Guy Van Wolvelaer: “Als student kocht ik Sport 70 en mijn eerste woorden Frans leerde ik in France Football. Toen er ook in België een voetbalblad op de markt kwam, abonneerde ik mij meteen. In het begin was het magazine tweewekelijks. Het viel mee, ook taalkundig, en ik ben abonnee gebleven.

“Sinds ik in 1988 als winnaar van de wekelijkse voetbaltoto met vrouw en kind voor een week naar Tenerife mocht, is mijn hart natuurlijk helemaal verpand aan jullie magazine ( lacht). Het was in gezelschap van Jacques Sys en de toenmalige voetballers Etienne Delangre en Lei Clijsters en zijn dochtertjes Kim en Elke. Kim is trouwens van hetzelfde geboortejaar als onze Tom. Het zou kunnen dat ze toen met elkaar gespeeld hebben. Dat was daar in elk geval dik in orde.”

Het magazine

“Wat ik van die 28 jaar in de eerste plaats onthoud, zijn de columns van Jan Mulder en Koen Meulenaere. Ik ben allesbehalve een Hollandfan, maar Mulder vond ik schitterend. Ooit ben ik ongelukkig geweest omdat de Artispunten op de keerzijde van zijn column stonden. Die knipte ik uit voor neefjes en nichtjes, maar dan was ik telkens een stuk van Mulder kwijt. De erfenis was zwaar toen hij stopte, maar ook de stijl van Meulenaere is een meerwaarde. Ik ben het niet altijd met hem eens, soms heb ik zelfs zin om te reageren, maar ik lees hem graag. Dat beetje provocatie is nooit ver weg en daar hou ik wel van. Ook de rubriek ‘7 Dagen’ vind ik schitterend. Dat verrijkt het magazine.

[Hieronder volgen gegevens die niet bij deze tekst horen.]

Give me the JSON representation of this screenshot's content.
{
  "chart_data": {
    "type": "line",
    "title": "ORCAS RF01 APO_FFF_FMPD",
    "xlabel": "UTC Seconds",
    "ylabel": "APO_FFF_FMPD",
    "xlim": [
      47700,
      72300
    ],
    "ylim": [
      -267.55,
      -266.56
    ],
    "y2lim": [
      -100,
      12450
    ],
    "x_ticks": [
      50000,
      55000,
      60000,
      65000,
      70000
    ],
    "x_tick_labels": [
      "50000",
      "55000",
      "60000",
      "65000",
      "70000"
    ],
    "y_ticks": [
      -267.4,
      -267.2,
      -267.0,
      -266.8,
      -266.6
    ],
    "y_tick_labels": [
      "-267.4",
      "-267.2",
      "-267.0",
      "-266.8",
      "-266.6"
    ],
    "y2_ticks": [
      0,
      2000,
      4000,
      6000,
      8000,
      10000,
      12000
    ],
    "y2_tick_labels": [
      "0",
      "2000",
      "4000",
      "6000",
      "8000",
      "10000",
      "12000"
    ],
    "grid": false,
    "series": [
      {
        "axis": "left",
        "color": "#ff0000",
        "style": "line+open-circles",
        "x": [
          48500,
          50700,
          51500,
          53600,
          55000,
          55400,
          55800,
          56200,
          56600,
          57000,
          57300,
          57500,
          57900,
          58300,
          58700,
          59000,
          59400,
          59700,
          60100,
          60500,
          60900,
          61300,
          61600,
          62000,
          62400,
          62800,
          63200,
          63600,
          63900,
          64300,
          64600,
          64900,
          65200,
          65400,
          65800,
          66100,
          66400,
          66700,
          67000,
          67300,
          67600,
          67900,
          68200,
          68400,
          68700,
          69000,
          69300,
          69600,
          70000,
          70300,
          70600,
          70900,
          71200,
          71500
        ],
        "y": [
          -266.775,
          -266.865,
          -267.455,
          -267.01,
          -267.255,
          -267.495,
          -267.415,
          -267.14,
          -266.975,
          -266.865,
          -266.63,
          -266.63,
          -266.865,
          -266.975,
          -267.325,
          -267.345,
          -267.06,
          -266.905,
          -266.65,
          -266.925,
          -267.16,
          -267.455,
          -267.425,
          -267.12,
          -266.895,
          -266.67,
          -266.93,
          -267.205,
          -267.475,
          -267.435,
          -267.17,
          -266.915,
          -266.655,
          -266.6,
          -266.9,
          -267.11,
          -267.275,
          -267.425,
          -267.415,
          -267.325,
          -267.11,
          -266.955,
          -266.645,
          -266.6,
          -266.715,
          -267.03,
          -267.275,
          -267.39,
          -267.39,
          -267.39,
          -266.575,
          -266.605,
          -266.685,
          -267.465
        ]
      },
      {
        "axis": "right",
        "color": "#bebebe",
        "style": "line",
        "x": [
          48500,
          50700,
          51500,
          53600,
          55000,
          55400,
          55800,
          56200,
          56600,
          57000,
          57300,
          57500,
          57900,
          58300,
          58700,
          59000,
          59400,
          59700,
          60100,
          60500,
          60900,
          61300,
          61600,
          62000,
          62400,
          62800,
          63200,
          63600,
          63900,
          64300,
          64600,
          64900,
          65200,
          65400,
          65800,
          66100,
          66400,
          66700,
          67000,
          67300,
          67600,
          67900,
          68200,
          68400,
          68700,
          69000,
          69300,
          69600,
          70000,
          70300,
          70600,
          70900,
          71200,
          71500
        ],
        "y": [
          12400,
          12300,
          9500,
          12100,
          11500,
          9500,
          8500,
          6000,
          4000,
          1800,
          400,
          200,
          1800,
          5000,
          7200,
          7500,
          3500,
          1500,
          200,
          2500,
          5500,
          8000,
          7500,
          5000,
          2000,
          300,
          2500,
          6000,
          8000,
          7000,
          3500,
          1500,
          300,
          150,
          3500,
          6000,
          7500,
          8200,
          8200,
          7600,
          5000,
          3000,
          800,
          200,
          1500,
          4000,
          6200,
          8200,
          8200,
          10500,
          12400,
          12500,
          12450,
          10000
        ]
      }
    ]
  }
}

“Zelf schrijf ik ook graag en ik moet toegeven dat ik wel eens geïnspireerd word door een zinswending of een gevleugelde wijsheid die ik bij jullie lees. Ik was graag journalist geworden, maar in het college werd dat afgeraden. Ik ben blijvend gezond jaloers op mensen die deze job kunnen uitoefenen.

“Wat natuurlijk ook blijft hangen, zijn die zomerseries van buitenlandse rootsverhalen. Dat onderscheidt jullie. De rubriek ‘Doorgevraagd’ hoeft voor mij niet, dat is waarschijnlijk meer voor de jonge gasten. Mij interesseert het niet wie iemands favoriete onenightstand is, maar ik zal er mijn abonnement niet voor opzeggen.

“‘De 100 buitenlanders van Club Brugge’ was voor mij genieten, omdat het retroaspect er gekoppeld werd aan het heden: wat doen al die mannen nu?”

Het voetbal

“Ik heb veel sympathie voor Anderlecht sinds de tijd van Van Himst en Jurion, van Kialunda, Plaskie en Jacky ‘Zorro’ Stockman. In mijn jeugdjaren wonnen ze alles en dat is bijgebleven, maar ik ben nooit vaak gaan kijken. De laatste keer dat ik ze live aan het werk zag, was in de afscheidswedstrijd van Enzo Scifo.

“Ja, ik was een onvoorwaardelijke Scifofan. Ik ergerde mij enorm aan hoe Rik De Saedeleer hem destijds te pas en te onpas neersabelde. Scifo speelde wel eens breed, maar een salonvoetballer was hij absoluut niet. Hij scoorde ook vaak, zelfs met het hoofd; hij koppelde schoonheid aan efficiëntie. De Vlaamse pers had het meer voor types als Jan Ceulemans en Franky Van der Elst. Dat waren goede spelers, maar de absolute topklasse van Scifo hadden ze niet.

“Genieten kan ik vooral van een doorsteekpass. Ook een klassieke center vanop de flank à la Puis vind ik mooi. Maar zo’n even eenvoudig als geniaal balletje tussendoor vanuit het middenveld dat de hele verdediging openrijt en een snelle spits alleen voor doel zet … Zaaaalig!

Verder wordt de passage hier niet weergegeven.